Computationally secure cryptographic algorithm leaks meaningful side-channel information which can be exploited to extract confidential data. Circuit level countermeasures against power/ EM side channel attack (SCA) like current equalizer [1], series LDO with randomization [2], integrated buck regulator (IBR) [3] had been demonstrated recently providing moderate security (~10M) against Correlational Power/EM attack (CPA/CEMA). Current domain signature attenuation (CDSA) [4] achieved >1B minimum-traces-to-disclosure (MTD) with a single analog technique.

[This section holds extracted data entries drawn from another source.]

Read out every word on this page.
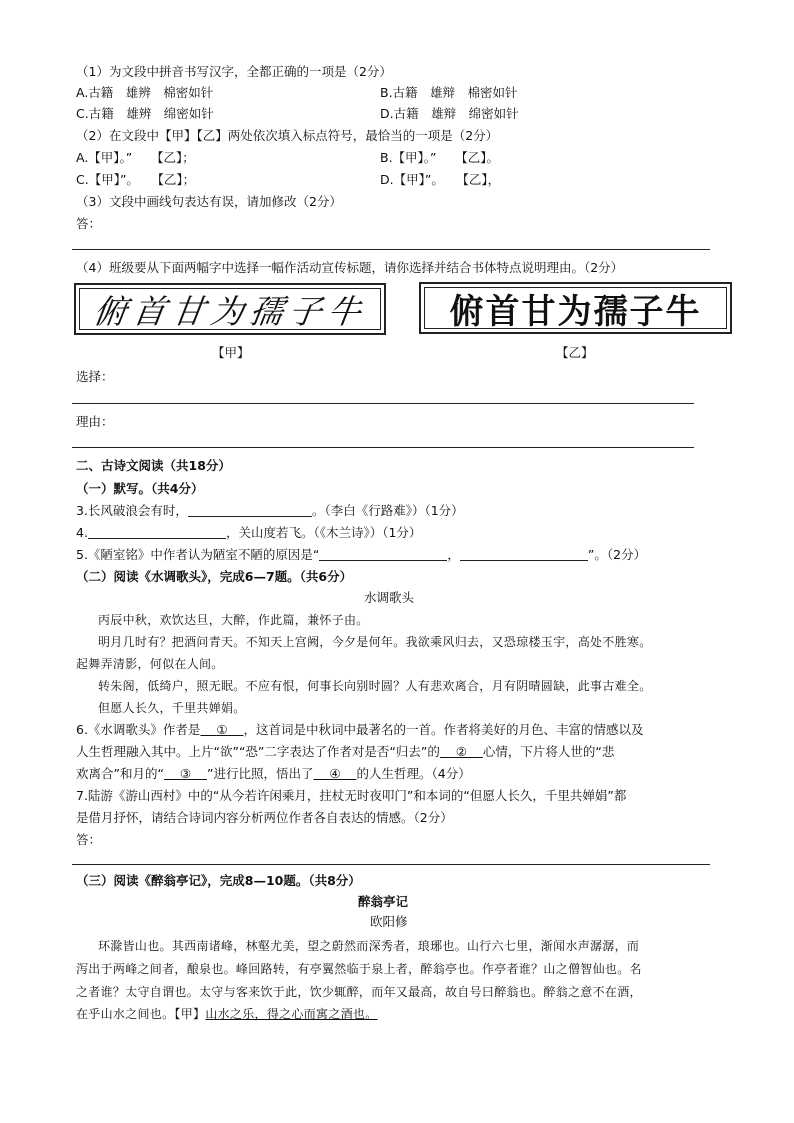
（1）为文段中拼音书写汉字，全都正确的一项是（2分）
A.古籍　雄辨　棉密如针	B.古籍　雄辩　棉密如针
C.古籍　雄辨　绵密如针	D.古籍　雄辩　绵密如针
（2）在文段中【甲】【乙】两处依次填入标点符号，最恰当的一项是（2分）
A.【甲】。”　　【乙】；	B.【甲】。”　　【乙】。
C.【甲】”。　　【乙】；	D.【甲】”。　　【乙】，
（3）文段中画线句表达有误，请加修改（2分）
答：
（4）班级要从下面两幅字中选择一幅作活动宣传标题，请你选择并结合书体特点说明理由。（2分）
俯首甘为孺子牛 俯首甘为孺子牛
【甲】	【乙】
选择：
理由：
二、古诗文阅读（共18分）
（一）默写。（共4分）
3.长风破浪会有时，	。（李白《行路难》）（1分）
4.	，关山度若飞。（《木兰诗》）（1分）
5.《陋室铭》中作者认为陋室不陋的原因是“	，	”。（2分）
（二）阅读《水调歌头》，完成6—7题。（共6分）
水调歌头
丙辰中秋，欢饮达旦，大醉，作此篇，兼怀子由。
明月几时有？把酒问青天。不知天上宫阙，今夕是何年。我欲乘风归去，又恐琼楼玉宇，高处不胜寒。
起舞弄清影，何似在人间。
转朱阁，低绮户，照无眠。不应有恨，何事长向别时圆？人有悲欢离合，月有阴晴圆缺，此事古难全。
但愿人长久，千里共婵娟。
6.《水调歌头》作者是 ① ，这首词是中秋词中最著名的一首。作者将美好的月色、丰富的情感以及
人生哲理融入其中。上片“欲”“恐”二字表达了作者对是否“归去”的 ② 心情，下片将人世的“悲
欢离合”和月的“ ③ ”进行比照，悟出了 ④ 的人生哲理。（4分）
7.陆游《游山西村》中的“从今若许闲乘月，拄杖无时夜叩门”和本词的“但愿人长久，千里共婵娟”都
是借月抒怀，请结合诗词内容分析两位作者各自表达的情感。（2分）
答：
（三）阅读《醉翁亭记》，完成8—10题。（共8分）
醉翁亭记
欧阳修
环滁皆山也。其西南诸峰，林壑尤美，望之蔚然而深秀者，琅琊也。山行六七里，渐闻水声潺潺，而
泻出于两峰之间者，酿泉也。峰回路转，有亭翼然临于泉上者，醉翁亭也。作亭者谁？山之僧智仙也。名
之者谁？太守自谓也。太守与客来饮于此，饮少辄醉，而年又最高，故自号曰醉翁也。醉翁之意不在酒，
在乎山水之间也。【甲】山水之乐，得之心而寓之酒也。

Randomized non-linear LDO cascaded with arithmetic countermeasure achieves similar security [5], albeit with combination of two techniques. A process-scalable version of [4] achieved ~250M MTD [6] with bleed-RO randomization, and ~20M MTD without it [7]. Cascading this solution with TVTF [6] provided highest security till date. On the other hand, digital friendly NL-DLDO suffers from higher overhead. Arithmetic countermeasure is fully synthesizable, but algorithm specific, cannot be easily ported to another encryption algorithm. In [6], the digital friendly current source (CS) brings the benefit of signature attenuation in digital domain, however, lacks the high attenuation and MTD from Analog Cascode CS in [4]. Most importantly, a dedicated attack on the state-of-the-art (SoA) countermeasures is still left unexplored. This work for the first time explores the possibility of an attack on signature attenuation hardwares using malicious reduction of voltage and utilizes an intelligent attack detector circuit to detect such attacks and adapt to it to guarantee the efficacy of such signature attenuation-based countermeasures. Moreover, an improved digital-friendly cascoded CS is implemented achieving the highest signature attenuation with digital-friendly technique till date, i.e. a ~10x improvement without RO-bleed randomization. A detailed progress of countermeasure along with motivation is presented in Fig. 1. The 65nm CMOS test chip (side figure) consists of a parallel AES-256 encryption engine along with an Intelligent Digital Cascoded Signature Attenuation Circuit (i-DCSAC) as countermeasure and malicious attack detector.